In the game's decisive moment, Canberra centre Joseph Leilua was penalised and put on report for dropping his knees into Manly winger Reuben Garrick after scoring.
It prompted the Sea Eagles to go from 10-4 down to 12-10 up in the space of one play, as Garrick combined with Jack Gosiewski to finish off a length-of-the-field intercept try early in the second half.
Stuart pulled Leilua aside after the match and while he wouldn't reveal their conversation, he agreed it was the right call for him to be penalised.
"I think it's justified. I have spoken to BJ. I do think it was justified," Stuart said.
"(It was a) massive momentum shift towards Manly. Trying to swing that momentum back is difficult.
"We did but not enough. There were passages of play we were trying to take the easy option more than get in the gutter with them and fight."
The incident was the first eight-point try in the NRL since Brisbane were awarded one against North Queensland last August.
If Leilua is charged, Canberra will likely have Bailey Simmonsen return to the side after he deputised for him during a neck injury for the majority of the season.

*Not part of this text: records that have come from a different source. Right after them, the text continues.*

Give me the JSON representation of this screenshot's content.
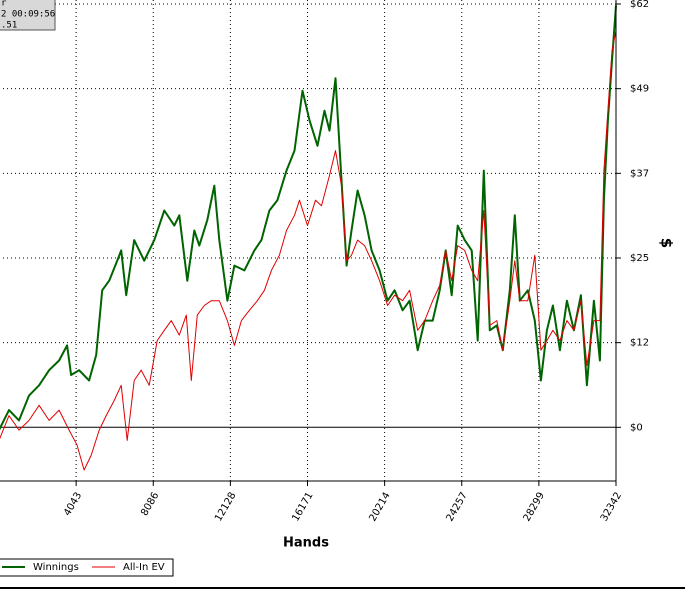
{
  "chart_data": {
    "type": "line",
    "x_label": "Hands",
    "y_label": "$",
    "annotations": [
      "r",
      "2 00:09:56",
      ".51"
    ],
    "xlim": [
      0,
      32342
    ],
    "xticks": [
      4043,
      8086,
      12128,
      16171,
      20214,
      24257,
      28299,
      32342
    ],
    "ylim": [
      -7.8,
      61.5
    ],
    "yticks": [
      {
        "value": 0,
        "label": "$0"
      },
      {
        "value": 12.3,
        "label": "$12"
      },
      {
        "value": 24.6,
        "label": "$25"
      },
      {
        "value": 36.9,
        "label": "$37"
      },
      {
        "value": 49.2,
        "label": "$49"
      },
      {
        "value": 61.5,
        "label": "$62"
      }
    ],
    "grid": true,
    "legend": "bottom-left",
    "series": [
      {
        "name": "Winnings",
        "color": "#006400",
        "x": [
          0,
          525,
          1050,
          1575,
          2100,
          2625,
          3150,
          3570,
          3780,
          4200,
          4725,
          5093,
          5408,
          5775,
          6195,
          6405,
          6668,
          7088,
          7613,
          8138,
          8663,
          9188,
          9450,
          9870,
          10238,
          10500,
          10920,
          11288,
          11550,
          11970,
          12338,
          12863,
          13388,
          13755,
          14175,
          14595,
          15068,
          15488,
          15908,
          16275,
          16695,
          17063,
          17325,
          17640,
          17955,
          18218,
          18480,
          18795,
          19163,
          19530,
          19950,
          20370,
          20738,
          21158,
          21525,
          21945,
          22313,
          22733,
          23100,
          23415,
          23730,
          24045,
          24413,
          24780,
          25095,
          25410,
          25725,
          26093,
          26408,
          26775,
          27038,
          27300,
          27720,
          28088,
          28403,
          28718,
          29033,
          29400,
          29768,
          30135,
          30503,
          30818,
          31185,
          31500,
          31710,
          31920,
          32130,
          32342
        ],
        "values": [
          -0.4,
          2.5,
          1.0,
          4.6,
          6.1,
          8.3,
          9.7,
          11.9,
          7.6,
          8.3,
          6.8,
          10.5,
          19.9,
          21.3,
          24.2,
          25.7,
          19.2,
          27.2,
          24.2,
          27.2,
          31.5,
          29.3,
          30.8,
          21.3,
          28.6,
          26.4,
          30.1,
          35.1,
          27.2,
          18.4,
          23.5,
          22.8,
          25.7,
          27.2,
          31.5,
          33.0,
          37.3,
          40.2,
          48.9,
          44.6,
          40.9,
          46.0,
          43.1,
          50.7,
          35.9,
          23.5,
          28.6,
          34.4,
          30.8,
          25.7,
          22.8,
          18.4,
          19.9,
          17.0,
          18.4,
          11.2,
          15.5,
          15.5,
          19.9,
          25.7,
          19.2,
          29.3,
          27.2,
          25.7,
          12.6,
          37.3,
          14.1,
          14.8,
          11.2,
          19.9,
          30.8,
          18.4,
          19.9,
          15.5,
          6.8,
          14.1,
          17.7,
          11.2,
          18.4,
          14.1,
          19.2,
          6.1,
          18.4,
          9.7,
          33.0,
          44.6,
          53.3,
          61.3
        ]
      },
      {
        "name": "All-In EV",
        "color": "#e00000",
        "x": [
          0,
          525,
          1050,
          1575,
          2100,
          2625,
          3150,
          3675,
          4095,
          4463,
          4830,
          5250,
          5618,
          6038,
          6405,
          6720,
          7088,
          7455,
          7875,
          8295,
          8663,
          9030,
          9450,
          9818,
          10080,
          10395,
          10763,
          11130,
          11550,
          11970,
          12338,
          12705,
          13125,
          13545,
          13913,
          14280,
          14700,
          15068,
          15488,
          15750,
          16170,
          16590,
          16905,
          17325,
          17640,
          17955,
          18218,
          18480,
          18795,
          19163,
          19530,
          19950,
          20370,
          20738,
          21158,
          21525,
          21945,
          22313,
          22733,
          23100,
          23415,
          23730,
          24045,
          24413,
          24780,
          25095,
          25410,
          25725,
          26093,
          26408,
          26775,
          27038,
          27300,
          27720,
          28088,
          28403,
          28718,
          29033,
          29400,
          29768,
          30135,
          30503,
          30818,
          31185,
          31500,
          31710,
          31920,
          32130,
          32342
        ],
        "values": [
          -1.9,
          1.7,
          -0.4,
          1.0,
          3.2,
          1.0,
          2.5,
          -0.4,
          -2.6,
          -6.2,
          -4.1,
          -0.4,
          1.7,
          3.9,
          6.1,
          -1.9,
          6.8,
          8.3,
          6.1,
          12.6,
          14.1,
          15.5,
          13.4,
          16.3,
          6.8,
          16.3,
          17.7,
          18.4,
          18.4,
          15.5,
          11.9,
          15.5,
          17.0,
          18.4,
          19.9,
          22.8,
          25.0,
          28.6,
          30.8,
          33.0,
          29.3,
          33.0,
          32.2,
          36.6,
          40.2,
          35.1,
          24.2,
          25.0,
          27.2,
          26.4,
          24.2,
          21.3,
          17.7,
          19.2,
          18.4,
          19.9,
          14.1,
          15.5,
          18.4,
          20.6,
          25.7,
          21.3,
          26.4,
          25.7,
          22.8,
          21.3,
          31.5,
          14.8,
          15.5,
          11.2,
          18.4,
          24.2,
          18.4,
          18.4,
          25.0,
          11.2,
          12.6,
          14.1,
          12.6,
          15.5,
          14.1,
          18.4,
          9.0,
          15.5,
          15.5,
          37.3,
          46.0,
          54.7,
          57.6
        ]
      }
    ]
  }
}
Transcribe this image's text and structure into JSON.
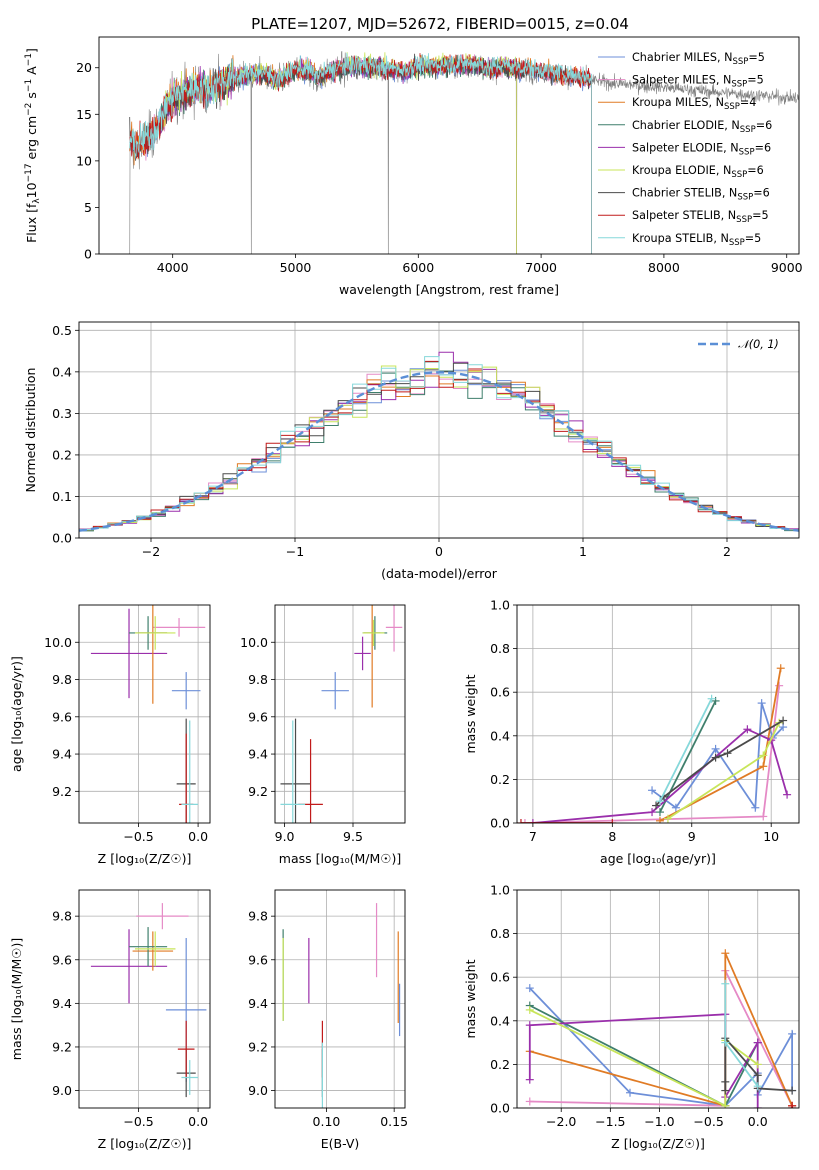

Stuart however contended that five-eighth Jack Wighton should have been awarded an early try, after the bunker refused to overturn an on-field call that he dropped it over the line.
Former NRL referees' boss Bill Harrigan argued on Triple M it should have been awarded, as he reasoned it had been grounded correctly.
"I've seen it a couple of times, I would like to think I am pretty balanced in my opinion with those things," Stuart said.
"Like with BJ, yeah that was a penalty try.
"But it looked like he still grounded it. But if you look at the scoreboard, it's no try. I won't be crying over that."